We can infer from this that a site isn’t ‘best viewed in’ anything: it’s just ‘viewed’, however it might end up. So, yes, your site might look lovely, but if getting it there is so complex that it breaks browsers, or takes up 50% of your development time, then you’re plainly doing something wrong.

Try taking your page back to basics, get rid of the awful advertisement JavaScript and the three different kinds of page tracking, and start paying more than just lip-service to web standards and accessibility. That XHTML doctype declaration you’re using, trying adhering to it. There, it probably works a lot better now, yes?

But ultimately, and as usual, I think the whole issue comes down to a business decision: how much time/money are we spending on development versus how much money that development brings in. It’s a brave person who decides to cut off 25% of their users.

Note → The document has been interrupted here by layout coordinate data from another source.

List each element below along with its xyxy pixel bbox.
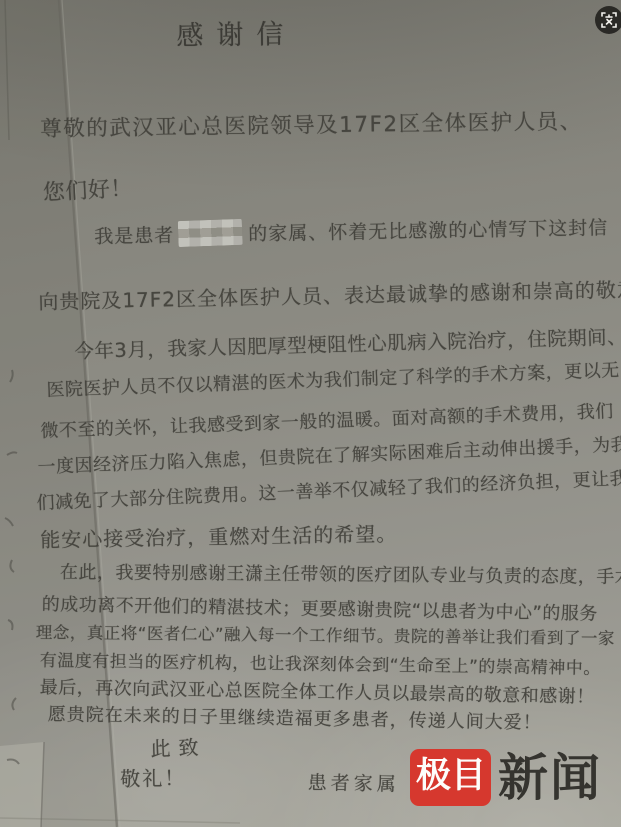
letter-salutation: 尊敬的武汉亚心总医院领导及17F2区全体医护人员、 [40,104,583,143]
watermark-text: 新闻 [498,753,602,803]
letter-photo: 感谢信 尊敬的武汉亚心总医院领导及17F2区全体医护人员、 您们好！ 我是患者的… [0,0,621,827]
letter-title: 感谢信 [176,12,297,53]
jimu-news-watermark: 极目 新闻 [410,749,602,806]
letter-line: 理念，真正将“医者仁心”融入每一个工作细节。贵院的善举让我们看到了一家 [36,619,615,649]
letter-intro-line: 我是患者的家属、怀着无比感激的心情写下这封信 [94,213,608,249]
intro-suffix: 的家属、怀着无比感激的心情写下这封信 [248,217,608,245]
letter-line: 在此，我要特别感谢王潇主任带领的医疗团队专业与负责的态度，手术 [60,558,621,589]
letter-closing: 此致 [150,731,207,762]
intro-prefix: 我是患者 [94,225,174,248]
redacted-patient-name-mosaic [178,219,243,247]
letter-line: 向贵院及17F2区全体医护人员、表达最诚挚的感谢和崇高的敬意 [38,273,621,315]
scan-frame-glyph [601,12,617,28]
letter-signature: 患者家属 [308,768,400,797]
letter-salute: 敬礼！ [120,762,186,792]
watermark-red-badge: 极目 [410,749,491,806]
letter-line: 能安心接受治疗，重燃对生活的希望。 [40,518,397,553]
letter-line: 今年3月，我家人因肥厚型梗阻性心肌病入院治疗，住院期间、 [74,322,621,364]
letter-greeting: 您们好！ [42,171,134,207]
letter-line: 医院医护人员不仅以精湛的医术为我们制定了科学的手术方案，更以无 [46,356,620,402]
stray-ink-marks [5,370,19,764]
extract-text-icon[interactable] [595,6,621,34]
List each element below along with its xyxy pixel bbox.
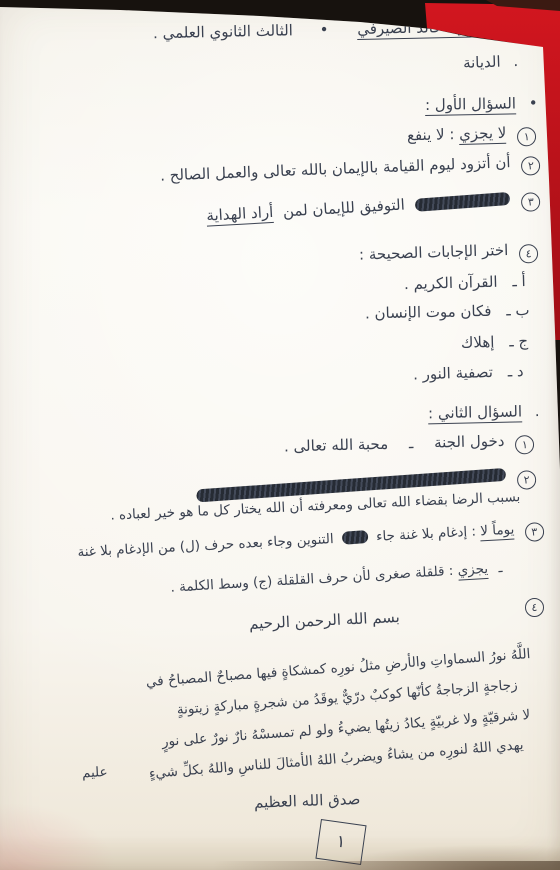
- circled-number-2: ٢: [521, 156, 541, 176]
- choice-a-letter: أ ـ: [512, 272, 526, 290]
- q1-choice-b: ب ـ فكان موت الإنسان .: [365, 301, 530, 323]
- q2-item-3-term2: يجزي: [457, 561, 489, 581]
- q1-item-3-underlined: أراد الهداية: [206, 203, 274, 227]
- choice-d-letter: د ـ: [508, 362, 524, 380]
- q1-item-2-text: أن أتزود ليوم القيامة بالإيمان بالله تعا…: [159, 153, 510, 184]
- verse-text-5: عليم: [82, 764, 108, 781]
- question2-title-text: السؤال الثاني :: [428, 402, 522, 424]
- q1-item-1-term: لا يجزي: [459, 124, 507, 145]
- circled-number-3: ٣: [525, 522, 545, 542]
- q1-choice-d: د ـ تصفية النور .: [413, 362, 524, 384]
- question1-title-text: السؤال الأول :: [425, 94, 516, 116]
- page-number: ١: [335, 831, 347, 852]
- verse-closing: صدق الله العظيم: [253, 790, 360, 812]
- q2-item-3-line1: ٣ يوماً لا : إدغام بلا غنة جاء التنوين و…: [77, 520, 544, 565]
- q1-item-4: ٤ اختر الإجابات الصحيحة :: [359, 240, 539, 269]
- choice-b-letter: ب ـ: [507, 301, 531, 319]
- question1-title: • السؤال الأول :: [425, 94, 538, 115]
- q1-item-3-text: التوفيق للإيمان لمن: [282, 196, 405, 221]
- bullet-mark: •: [529, 94, 538, 112]
- dash-mark: ـ: [498, 560, 503, 576]
- q1-choice-c: ج ـ إهلاك: [461, 332, 529, 352]
- bottom-edge-shadow: [0, 861, 560, 870]
- circled-number-1: ١: [517, 127, 536, 146]
- verse-line-5: عليم: [82, 764, 108, 782]
- dash-mark: ـ: [408, 434, 413, 453]
- dot-mark: .: [535, 402, 540, 420]
- choice-a-text: القرآن الكريم .: [404, 273, 498, 293]
- circled-number-4: ٤: [519, 244, 539, 264]
- q2-item-1-part2: محبة الله تعالى .: [284, 435, 389, 456]
- dot-mark: .: [513, 52, 518, 70]
- subject-label: الديانة: [463, 53, 501, 72]
- q2-item-1: ١ دخول الجنة ـ محبة الله تعالى .: [284, 431, 535, 461]
- q1-item-1: ١ لا يجزي : لا ينفع: [407, 123, 537, 149]
- q1-item-4-text: اختر الإجابات الصحيحة :: [359, 241, 509, 264]
- q1-item-3: ٣ التوفيق للإيمان لمن أراد الهداية: [206, 188, 541, 230]
- circled-number-4: ٤: [525, 598, 544, 617]
- q1-choice-a: أ ـ القرآن الكريم .: [404, 272, 526, 294]
- question2-title: . السؤال الثاني :: [428, 402, 540, 423]
- choice-c-letter: ج ـ: [509, 332, 528, 350]
- q2-item-3-text-b: التنوين وجاء بعده حرف (ل) من الإدغام بلا…: [77, 531, 334, 560]
- scribble-mark: [415, 192, 511, 212]
- closing-text: صدق الله العظيم: [253, 790, 360, 812]
- basmala-line: بسم الله الرحمن الرحيم: [249, 608, 400, 634]
- q2-item-3-term: يوماً لا: [480, 522, 515, 542]
- circled-number-2: ٢: [517, 470, 537, 490]
- q2-item-3-line2: ـ يجزي : قلقلة صغرى لأن حرف القلقلة (ج) …: [170, 560, 503, 597]
- choice-c-text: إهلاك: [461, 333, 495, 352]
- scribble-mark: [342, 530, 369, 545]
- circled-number-3: ٣: [521, 192, 541, 212]
- subject-line: . الديانة: [463, 52, 519, 73]
- q2-item-3-text-a: : إدغام بلا غنة جاء: [376, 524, 477, 545]
- choice-b-text: فكان موت الإنسان .: [365, 302, 492, 323]
- circled-number-1: ١: [515, 435, 534, 454]
- paper-sheet: . فاطمة الزهراء خالد الصيرفي • الثالث ال…: [0, 0, 560, 870]
- grade-label: الثالث الثانوي العلمي .: [152, 21, 292, 42]
- choice-d-text: تصفية النور .: [413, 363, 493, 384]
- q2-item-3-text-c: : قلقلة صغرى لأن حرف القلقلة (ج) وسط الك…: [170, 563, 454, 596]
- photographed-exam-page: . فاطمة الزهراء خالد الصيرفي • الثالث ال…: [0, 0, 560, 870]
- q1-item-2: ٢ أن أتزود ليوم القيامة بالإيمان بالله ت…: [159, 152, 540, 190]
- q2-item-1-part1: دخول الجنة: [434, 432, 505, 452]
- q1-item-1-text: : لا ينفع: [407, 125, 455, 144]
- basmala-text: بسم الله الرحمن الرحيم: [249, 608, 400, 633]
- page-number-box: ١: [315, 819, 366, 865]
- bullet-mark: •: [319, 21, 328, 39]
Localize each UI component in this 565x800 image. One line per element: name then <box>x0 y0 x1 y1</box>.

Some points that came up as part of our ongoing discussion:

  1. Should the design be 100% consistent across all browsers, or would our designers be happy to sacrifice certain style elements? We currently stop a code release if something looks bad in IE6, although we have already made one or two decisions to remove an element from IE6 in order to expedite a code release. In both cases we ran things past the Guardian’s Creative Editor, Mark Porter, before doing so.
  2. If you want to drop suport for IE6, you have to completely and utterly drop support for it. And in all likelihood never look at it again. Because the next time you do, it will be horrifically broken. Stopping development on that browser doesn’t just mean it won’t get cool new features. It still gets the features, but they won’t be tailored to it, and will break it. That smart Javascript widget you just wrote? That breaks the page in IE6. Some new element you put in with a fixed width and margins? That breaks the page in IE6. You have to cut the cord. Be strong, give it a firm handshake and say goodbye.
  3. Turns out Microsoft haven’t quite cut the cord yet, though. Microsoft support Windows XP Service Pack 3 as a current product (it shipped in April 2008), and will retire support for it 2 years after the next service pack is released, or at the end of the Windows XP product lifecycle, whichever comes first. IE6, which shipped as a component of XPSP3, continues to have Mainstream Support as part of that product:
  4. Our current browser usage figures look like this:
    • IE 7: 35%
    • IE 6: 25%
    • Firefox 3: 25%
    • Safari: 7%
    • Firefox 2: 3%
    • Google Chrome: 1.5%
    • Opera: 0.5%
  5. We currently have a problem even testing in IE6, because the corporate build on the PCs we use doesn’t contain it, it has IE7 as standard. And you can’t run IE7 and IE6 concurrently. Ironically, our technical infrastructure is sufficiently advanced that we have difficulty supporting old technology.